Etats-Unis - Avortement : quelles lectures belge et européenne de l'arrêt de la Cour Suprême des États-Unis ?

L'arrêt rendu le 24 juin dernier par la Cour suprême des États-Unis au sujet de l'avortement a relancé le débat sur le rôle du droit face à la question de l'avortement.

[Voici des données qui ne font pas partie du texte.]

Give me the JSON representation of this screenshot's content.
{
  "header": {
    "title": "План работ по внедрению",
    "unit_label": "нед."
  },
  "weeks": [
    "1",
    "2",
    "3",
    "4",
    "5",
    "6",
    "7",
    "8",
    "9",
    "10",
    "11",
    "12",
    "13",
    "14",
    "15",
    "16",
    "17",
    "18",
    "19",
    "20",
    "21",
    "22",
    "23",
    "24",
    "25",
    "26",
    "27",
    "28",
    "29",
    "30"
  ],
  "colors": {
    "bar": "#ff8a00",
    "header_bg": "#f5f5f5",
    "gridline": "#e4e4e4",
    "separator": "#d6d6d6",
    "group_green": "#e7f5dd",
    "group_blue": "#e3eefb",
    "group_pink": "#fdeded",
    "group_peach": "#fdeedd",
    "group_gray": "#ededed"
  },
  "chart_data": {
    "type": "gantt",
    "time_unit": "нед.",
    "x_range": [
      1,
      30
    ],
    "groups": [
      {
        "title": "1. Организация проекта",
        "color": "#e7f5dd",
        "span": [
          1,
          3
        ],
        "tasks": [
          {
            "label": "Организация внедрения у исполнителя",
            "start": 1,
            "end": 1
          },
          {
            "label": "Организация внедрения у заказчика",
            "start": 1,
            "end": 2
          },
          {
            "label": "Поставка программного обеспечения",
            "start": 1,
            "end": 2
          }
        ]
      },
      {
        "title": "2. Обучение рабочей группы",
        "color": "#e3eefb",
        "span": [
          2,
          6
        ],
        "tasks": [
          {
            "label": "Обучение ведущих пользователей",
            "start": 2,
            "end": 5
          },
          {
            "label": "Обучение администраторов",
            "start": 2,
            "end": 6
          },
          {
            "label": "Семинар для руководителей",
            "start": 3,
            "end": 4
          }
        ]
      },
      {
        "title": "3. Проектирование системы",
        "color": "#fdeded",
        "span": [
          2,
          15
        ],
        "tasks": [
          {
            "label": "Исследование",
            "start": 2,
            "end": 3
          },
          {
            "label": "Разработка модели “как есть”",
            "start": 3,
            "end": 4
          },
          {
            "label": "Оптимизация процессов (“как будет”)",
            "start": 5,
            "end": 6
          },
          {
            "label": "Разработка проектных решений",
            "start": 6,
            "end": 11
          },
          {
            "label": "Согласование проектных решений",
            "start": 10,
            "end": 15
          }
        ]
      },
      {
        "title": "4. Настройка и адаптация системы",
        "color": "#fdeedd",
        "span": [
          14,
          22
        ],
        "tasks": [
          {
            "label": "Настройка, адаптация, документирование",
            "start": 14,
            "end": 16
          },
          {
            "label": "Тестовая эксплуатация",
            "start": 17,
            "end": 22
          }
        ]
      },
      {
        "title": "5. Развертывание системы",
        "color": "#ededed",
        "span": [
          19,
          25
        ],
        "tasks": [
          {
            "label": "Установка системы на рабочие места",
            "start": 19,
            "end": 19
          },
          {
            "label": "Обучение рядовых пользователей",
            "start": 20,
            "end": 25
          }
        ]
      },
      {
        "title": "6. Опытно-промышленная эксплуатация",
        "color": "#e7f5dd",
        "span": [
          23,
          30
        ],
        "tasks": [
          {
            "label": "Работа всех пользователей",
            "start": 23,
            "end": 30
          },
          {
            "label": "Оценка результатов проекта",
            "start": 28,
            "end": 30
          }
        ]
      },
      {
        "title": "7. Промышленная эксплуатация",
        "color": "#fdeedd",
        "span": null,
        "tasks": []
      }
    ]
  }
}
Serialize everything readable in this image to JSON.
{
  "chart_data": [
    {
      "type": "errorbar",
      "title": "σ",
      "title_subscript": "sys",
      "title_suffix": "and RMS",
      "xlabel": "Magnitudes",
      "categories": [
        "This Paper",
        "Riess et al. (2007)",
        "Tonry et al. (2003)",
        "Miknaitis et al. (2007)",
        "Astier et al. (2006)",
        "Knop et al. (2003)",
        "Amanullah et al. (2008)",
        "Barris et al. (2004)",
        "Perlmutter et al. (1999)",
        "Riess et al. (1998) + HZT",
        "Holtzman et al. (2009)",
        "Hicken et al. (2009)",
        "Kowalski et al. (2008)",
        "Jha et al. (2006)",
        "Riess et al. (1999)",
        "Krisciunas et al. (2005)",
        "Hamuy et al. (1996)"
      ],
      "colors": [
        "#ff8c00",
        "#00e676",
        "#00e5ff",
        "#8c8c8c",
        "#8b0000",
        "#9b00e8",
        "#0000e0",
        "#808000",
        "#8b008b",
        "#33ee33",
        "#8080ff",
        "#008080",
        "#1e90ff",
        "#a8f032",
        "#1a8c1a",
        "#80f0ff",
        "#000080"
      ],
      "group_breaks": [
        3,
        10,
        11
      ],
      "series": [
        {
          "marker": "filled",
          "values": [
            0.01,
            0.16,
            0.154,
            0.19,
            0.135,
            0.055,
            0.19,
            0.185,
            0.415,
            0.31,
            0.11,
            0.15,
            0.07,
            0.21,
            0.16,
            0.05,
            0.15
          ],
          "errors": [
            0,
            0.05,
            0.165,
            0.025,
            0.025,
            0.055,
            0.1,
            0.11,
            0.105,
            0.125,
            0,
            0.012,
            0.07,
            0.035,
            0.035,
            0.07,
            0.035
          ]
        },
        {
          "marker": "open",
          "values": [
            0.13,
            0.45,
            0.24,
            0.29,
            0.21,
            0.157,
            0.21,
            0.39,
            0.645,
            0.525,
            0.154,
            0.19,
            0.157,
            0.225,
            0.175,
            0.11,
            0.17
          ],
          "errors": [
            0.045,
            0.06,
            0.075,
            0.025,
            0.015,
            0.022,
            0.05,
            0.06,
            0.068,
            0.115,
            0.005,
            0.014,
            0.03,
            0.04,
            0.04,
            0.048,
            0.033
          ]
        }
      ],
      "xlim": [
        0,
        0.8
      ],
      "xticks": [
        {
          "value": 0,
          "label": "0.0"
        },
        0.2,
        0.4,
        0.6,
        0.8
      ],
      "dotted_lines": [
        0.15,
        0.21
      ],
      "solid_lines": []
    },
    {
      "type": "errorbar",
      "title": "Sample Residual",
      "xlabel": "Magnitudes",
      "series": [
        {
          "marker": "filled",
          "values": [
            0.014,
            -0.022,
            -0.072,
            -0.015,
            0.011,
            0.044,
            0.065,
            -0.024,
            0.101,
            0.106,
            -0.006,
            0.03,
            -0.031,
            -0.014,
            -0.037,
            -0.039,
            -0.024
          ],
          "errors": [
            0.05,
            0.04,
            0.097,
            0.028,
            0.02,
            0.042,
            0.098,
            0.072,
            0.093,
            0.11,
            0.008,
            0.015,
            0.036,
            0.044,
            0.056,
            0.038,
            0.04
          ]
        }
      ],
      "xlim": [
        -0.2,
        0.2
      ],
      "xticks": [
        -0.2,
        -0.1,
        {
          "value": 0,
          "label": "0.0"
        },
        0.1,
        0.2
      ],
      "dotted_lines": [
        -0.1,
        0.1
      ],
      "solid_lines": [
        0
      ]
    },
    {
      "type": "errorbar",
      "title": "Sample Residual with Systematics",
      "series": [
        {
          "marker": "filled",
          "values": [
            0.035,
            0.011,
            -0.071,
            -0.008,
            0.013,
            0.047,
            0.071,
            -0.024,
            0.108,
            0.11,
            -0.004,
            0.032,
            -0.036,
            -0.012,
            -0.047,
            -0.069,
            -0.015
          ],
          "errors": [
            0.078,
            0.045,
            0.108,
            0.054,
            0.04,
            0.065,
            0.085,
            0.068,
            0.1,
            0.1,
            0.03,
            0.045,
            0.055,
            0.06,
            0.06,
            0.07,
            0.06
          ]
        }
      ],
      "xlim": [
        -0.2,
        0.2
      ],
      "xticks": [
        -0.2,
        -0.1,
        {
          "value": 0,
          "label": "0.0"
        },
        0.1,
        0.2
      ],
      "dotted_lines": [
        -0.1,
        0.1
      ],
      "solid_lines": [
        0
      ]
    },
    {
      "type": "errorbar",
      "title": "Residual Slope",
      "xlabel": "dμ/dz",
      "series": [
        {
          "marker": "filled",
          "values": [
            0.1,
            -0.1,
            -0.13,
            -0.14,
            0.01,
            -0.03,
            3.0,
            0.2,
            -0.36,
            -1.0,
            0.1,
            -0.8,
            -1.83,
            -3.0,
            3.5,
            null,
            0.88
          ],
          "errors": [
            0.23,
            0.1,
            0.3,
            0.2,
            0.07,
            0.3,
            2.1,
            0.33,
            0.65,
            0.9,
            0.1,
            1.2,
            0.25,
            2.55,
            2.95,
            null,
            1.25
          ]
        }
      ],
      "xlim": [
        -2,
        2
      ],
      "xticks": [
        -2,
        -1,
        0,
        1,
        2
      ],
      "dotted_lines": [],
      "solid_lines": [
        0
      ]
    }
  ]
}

Bien que l'arrêt ne concerne formellement que la réglementation de l'avortement dans les cinquante États américains, nombreux sont ceux qui soulignent l'impact d'une telle décision sur le reste du monde, en ce compris l'Europe et la Belgique.

 

Résumé de l'arrêt

Rappelons que, dans cet arrêt Dobbs c. Jackson Women's Health Organization, la Cour suprême considère que « la Constitution américaine ne confère pas de droit à l'avortement », et que le pouvoir de réglementer une telle pratique revient dès lors aux représentants du peuple dans chaque État. La Cour renverse ainsi sa jurisprudence antérieure, en particulier les arrêts Roe v. Wade (1973) et Planned Parenthood v. Casey (1992). Dans ces arrêts, les juges suprêmes avaient inféré de la Constitution - en particulier du 14e amendement - un droit à avorter jusqu'à...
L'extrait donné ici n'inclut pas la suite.